Ce roman est le deuxième texte d’une pentalogie à venir consacrée aux sciences et à la métaphysique. Après la gravité avec «L’Âne mort» et le hasard avec «Balak», quels seront les sujets que vous aborderez dans les trois prochains livres ? Et, qu’est-ce qui a inspiré cette série ?

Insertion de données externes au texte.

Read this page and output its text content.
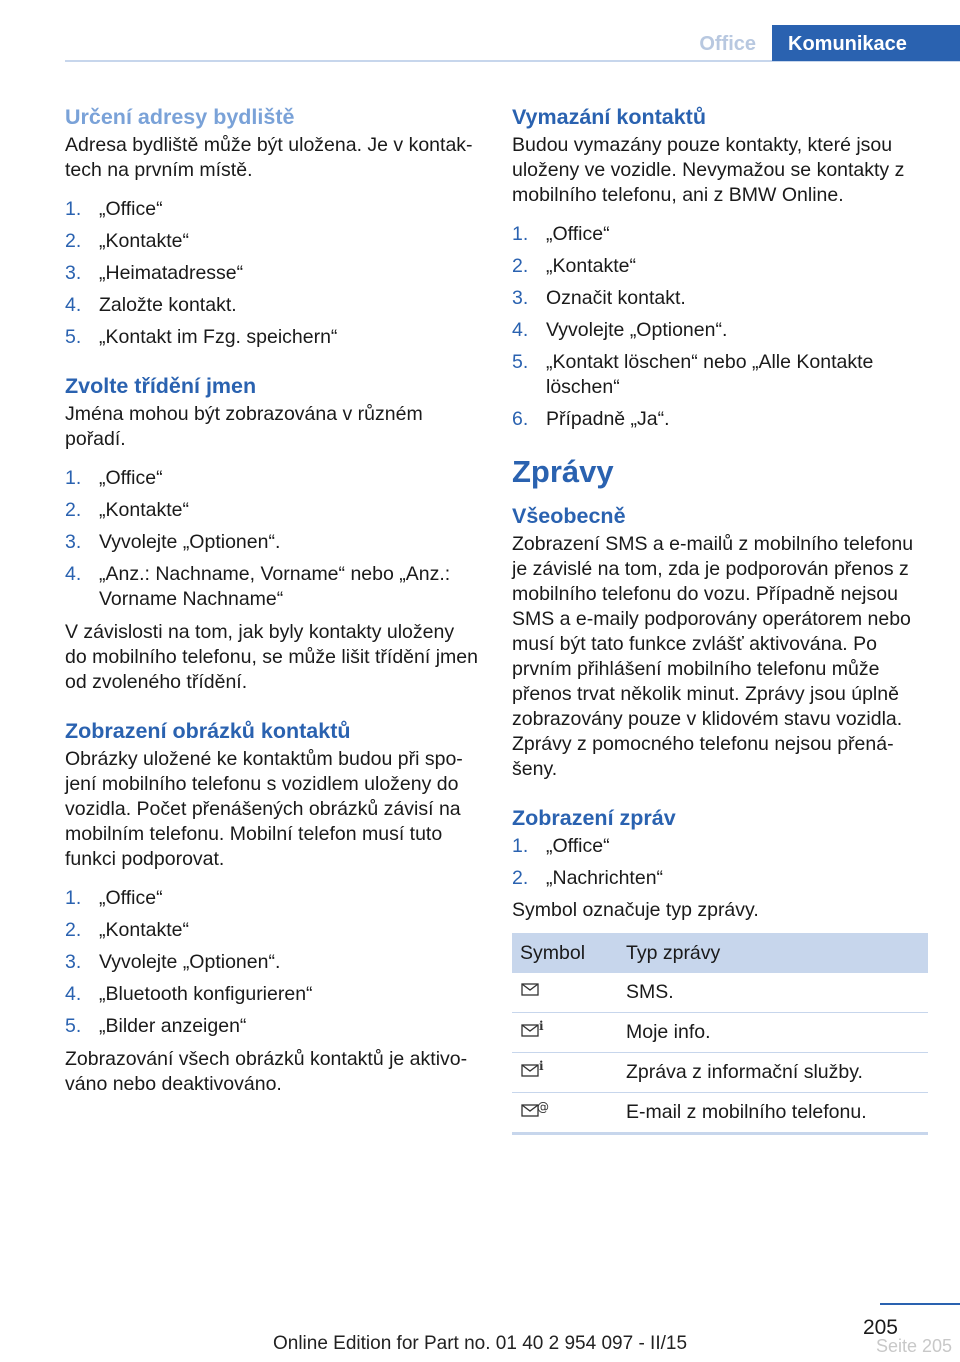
Office	Komunikace
Určení adresy bydliště

Adresa bydliště může být uložena. Je v kontak-tech na prvním místě.

1. „Office“
2. „Kontakte“
3. „Heimatadresse“
4. Založte kontakt.
5. „Kontakt im Fzg. speichern“
Zvolte třídění jmen

Jména mohou být zobrazována v různém pořadí.

1. „Office“
2. „Kontakte“
3. Vyvolejte „Optionen“.
4. „Anz.: Nachname, Vorname“ nebo „Anz.: Vorname Nachname“

V závislosti na tom, jak byly kontakty uloženy do mobilního telefonu, se může lišit třídění jmen od zvoleného třídění.

Zobrazení obrázků kontaktů

Obrázky uložené ke kontaktům budou při spo-jení mobilního telefonu s vozidlem uloženy do vozidla. Počet přenášených obrázků závisí na mobilním telefonu. Mobilní telefon musí tuto funkci podporovat.

1. „Office“
2. „Kontakte“
3. Vyvolejte „Optionen“.
4. „Bluetooth konfigurieren“
5. „Bilder anzeigen“

Zobrazování všech obrázků kontaktů je aktivo-váno nebo deaktivováno.

Vymazání kontaktů

Budou vymazány pouze kontakty, které jsou uloženy ve vozidle. Nevymažou se kontakty z mobilního telefonu, ani z BMW Online.

1. „Office“
2. „Kontakte“
3. Označit kontakt.
4. Vyvolejte „Optionen“.
5. „Kontakt löschen“ nebo „Alle Kontakte löschen“
6. Případně „Ja“.
Zprávy
Všeobecně

Zobrazení SMS a e-mailů z mobilního telefonu je závislé na tom, zda je podporován přenos z mobilního telefonu do vozu. Případně nejsou SMS a e-maily podporovány operátorem nebo musí být tato funkce zvlášť aktivována. Po prvním přihlášení mobilního telefonu může přenos trvat několik minut. Zprávy jsou úplně zobrazovány pouze v klidovém stavu vozidla. Zprávy z pomocného telefonu nejsou přená-šeny.

Zobrazení zpráv
1. „Office“
2. „Nachrichten“

Symbol označuje typ zprávy.

Symbol	Typ zprávy
	SMS.

i	Moje info.

i	Zpráva z informační služby.

@	E-mail z mobilního telefonu.
205
Online Edition for Part no. 01 40 2 954 097 - II/15	Seite 205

Oui, je me suis demandé quels étaient les thèmes centraux de l’être humain, qu’il faut absolument revisiter. J’ai estimé que c’était la gravité, sculptrice de l’univers sans lequel rien ne serait agrégé et tout ne serait que des esprits flottants dans le noir, le hasard, puissance extraordinaire, ensuite, pour les prochains, j’ai choisi l’énergie, étrange chose qui ne peut se détruire ni se créer, que l’on transforme depuis le big bang en nourriture, électricité ou chauffage, et qui nous fait vivre, et mourir par manque d’énergie, le tout lié évidemment à la biologie, dont la fonction principale est de créer de la matière, pour combler un univers vide. Le 4e sera autour de l’inconscient, qui seul, avec son double en miroir, le conscient, matérialise la réalité, qui n’existe pas sans la conscience de cette réalité, notion fondamentale pour l’être humain. Enfin, dernier volet, l’exploration du rêve et de la mort, sujet fondamental lui aussi, avec les interactions encore mal définies entre le premier, le rêve, qui est un genre de mort, et le second, la mort, qui est aussi un genre de rêve. C’est évidemment un choix personnel, j’ai décidé de faire de ces concepts primordiaux des romans, pas trop lourds mais avec ce niveau indépendant de lecture qui permet de revenir un peu à la science, à qui on a tourné le dos pour aller vers une raison paramagique qui expliquerait notre présent et déterminerait notre avenir. Bref, un peu de rationalité, de la métaphysique, une histoire, de l’humour, des éléments modernes de recherches et de profonds questionnements, tout ça pour ces cinq livres, au prix modique de 800 dinars par volet. Pourquoi ce choix ? Une littérature du «moi je», du «je pense que» ou «je vais vous raconter ma vie», qui bien qu’elle ne soit absolument pas condamnable, ne m’intéresse pas vraiment, il y a tellement de choses encore à faire en littérature, tout n’est pas fini, même avec un 5e mandat. D’ailleurs, j’ai calculé que je serais mort à ce 5e volet sur la mort de cette pentalogie, ce qui serait une réussite professionnelle en tant que prophétie littéraire auto-réalisatrice. Je serais riche et célèbre mais mort. Dommage. Pas de chance.
• «Balak» de Chawki Amari. Roman, 174 pages, éditions Barzakh, Alger, second semestre 2018. Prix : 800 DA.